Porque se tornou avessa à avaliação, em especial, por parte de especialistas / técnicos de outras áreas, como que querendo ir  por si própria, deixando de ser rigorosa quando à intenção pela qual  se move. Ainda, pela obsessão quanto aos objectivos apenas de alguns. Ou, pela falta de lucidez e sistematização. Por tudo isso, dever-se-á,  quanto a mim,  questionar o seu  estatuto enquanto  ciência social. Atente-se que a validade de grande parte  das suas ferramentas de análise e  suporte, em especial aquelas que se baseiam em processos estatísticos, em nada saírem    afetadas por esta  minha afirmação. A conceptualização  moral terá que ser repensada. Só deste modo poderemos realizar o desafio que esteve na sua origem.

 

Finalmente, não  se faz um mundo diferente com pessoas indiferentes à ideia de um local melhor para todos.
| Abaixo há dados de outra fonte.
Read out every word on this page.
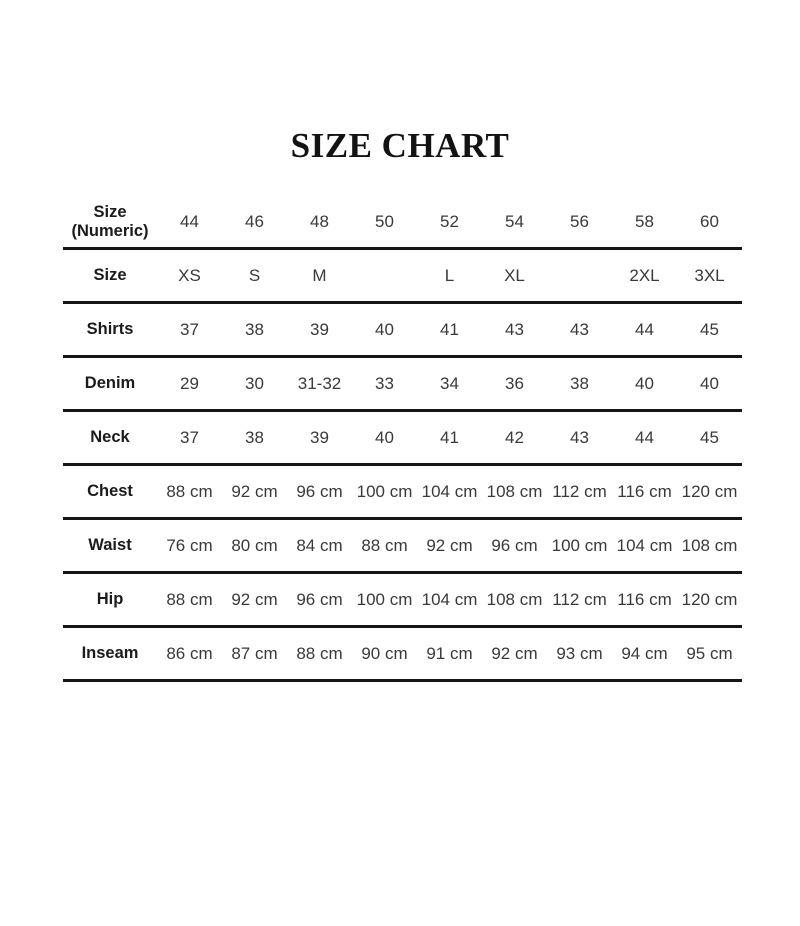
SIZE CHART
Size (Numeric)	44	46	48	50	52	54	56	58	60
Size	XS	S	M		L	XL		2XL	3XL
Shirts	37	38	39	40	41	43	43	44	45
Denim	29	30	31-32	33	34	36	38	40	40
Neck	37	38	39	40	41	42	43	44	45
Chest	88 cm	92 cm	96 cm	100 cm	104 cm	108 cm	112 cm	116 cm	120 cm
Waist	76 cm	80 cm	84 cm	88 cm	92 cm	96 cm	100 cm	104 cm	108 cm
Hip	88 cm	92 cm	96 cm	100 cm	104 cm	108 cm	112 cm	116 cm	120 cm
Inseam	86 cm	87 cm	88 cm	90 cm	91 cm	92 cm	93 cm	94 cm	95 cm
Não se pode crescer infinitamente perante uma economia baseada nos recursos finitos de um planeta devassado a favor de  tão poucos. Enquanto não mudarmos as palavras que nos farão avançar o mundo continuará a ser um lugar apenas só para alguns. Em economia isto  significará, por exemplo,  substituir a palavra “crescimento” pela,  tão esquecida, palavra “cuidar”.

 

A ideia que poderá existir um ser humano escravo dos modelos económicos tem-se mostrado falha, só assim se justificando que hoje, neste preciso momento, haja  gente na rua disposta a morrer em defesa do óbvio. E, que mundo é este em que para se ser justo é preciso ser louco?